Super user permissions operate as follows:

  • Instance owner is always considered an implicit super user, unless Instance Owner Super User security tweak is disabled.
    • Group and Public instances do not have an instance owner as a User, so other auth methods are needed to handle those situations.
  • If Enable Domain Whitelist is enabled, super users can bypass the domain whitelist and post any link.
  • If super user override is enabled, super users can lock the TV to prevent both Standard and Authorized users from controlling it.
  • If First Master Super User is enabled, the first person in the instance will be treated as a super user for the lifetime of the instance.
    • Requires Allow First Master Control to be enabled as well.

Authorized user permissions operate as follows:

  • If Allow Master Control is enabled, the master is treated as an authorized user.
  • If Allow First Master Control is enabled, the first person to enter the instance retains authorized permissions for the lifetime of the instance.
  • Can lock the TV to prevent unauthorized users from controlling it.

More information about tweaking the security settings and tweaks can be found on the TVManager Guide

Custom Authentication

ProTV includes an authentication plugin structure that you can build on top of to control who is considered to be authorized. To make your own auth plugin, simply inherit from the TVAuthPlugin class and implement the given methods as needed: _IsAuthorizedUser and _IsSuperUser, both of which receive a VRCPlayerApi object of the user being checked and return a boolean.

In your logic, make sure to call tv._Reauthorize() to signal to the TV that some authorization has been modified and that any plugins should check for those changes.

For an example, you can refer to the ArchiTech.ProTV/Runtime/Auth/TVManagedWhitelist.cs for a simple implementation.

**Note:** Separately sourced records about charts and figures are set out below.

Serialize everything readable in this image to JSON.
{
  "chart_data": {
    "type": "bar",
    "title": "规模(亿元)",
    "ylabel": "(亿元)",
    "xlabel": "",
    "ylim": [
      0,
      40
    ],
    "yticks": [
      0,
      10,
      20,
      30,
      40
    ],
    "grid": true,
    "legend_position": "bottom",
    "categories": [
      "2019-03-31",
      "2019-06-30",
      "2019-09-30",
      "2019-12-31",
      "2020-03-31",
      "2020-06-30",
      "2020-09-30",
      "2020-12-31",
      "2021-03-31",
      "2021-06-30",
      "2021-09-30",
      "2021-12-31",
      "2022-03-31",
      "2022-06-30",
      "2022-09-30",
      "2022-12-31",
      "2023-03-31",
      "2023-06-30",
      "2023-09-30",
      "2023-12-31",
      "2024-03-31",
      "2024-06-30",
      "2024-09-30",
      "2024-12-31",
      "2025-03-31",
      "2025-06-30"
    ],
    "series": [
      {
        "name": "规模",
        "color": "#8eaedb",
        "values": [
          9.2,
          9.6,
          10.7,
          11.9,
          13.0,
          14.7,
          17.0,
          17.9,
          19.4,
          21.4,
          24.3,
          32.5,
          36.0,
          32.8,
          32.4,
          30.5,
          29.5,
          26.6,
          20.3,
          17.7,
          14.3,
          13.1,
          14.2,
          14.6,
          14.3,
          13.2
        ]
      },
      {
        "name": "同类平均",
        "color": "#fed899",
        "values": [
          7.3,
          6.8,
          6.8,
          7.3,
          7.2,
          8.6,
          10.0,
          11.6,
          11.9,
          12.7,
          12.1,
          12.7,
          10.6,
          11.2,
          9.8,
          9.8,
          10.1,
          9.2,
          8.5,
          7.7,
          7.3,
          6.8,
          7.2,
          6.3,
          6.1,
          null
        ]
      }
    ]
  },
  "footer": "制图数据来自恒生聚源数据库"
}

Caveats and Soft-Lock Risks

When dealing with the security settings of locking down the TV, there are certain scenarios which can cause an accidental soft-lock, meaning that the TV becomes effectively inoperable due to the fact that no-one meets the security requirements of the TV's settings. Here are the most common soft-lock scenarios that can occur:

  • If there is no Authentication Plugin connected, Allow Master Control is disabled and Locked By Default is on, all GROUP or PUBLIC instances will be inoperable because in those instance types, the instance owner is not available. Instance Owner is only present for Friends or Invite type instances.
    If this scenario is detected in editor, a critical warning will be displayed in the inspector of the offending TVManager.
  • In addition to the previous, if you DO have an authentication plugin connected, you must have some users that are recognized as authorized or super, or else it will again become inoperable due to the lack of users who are considered authorized.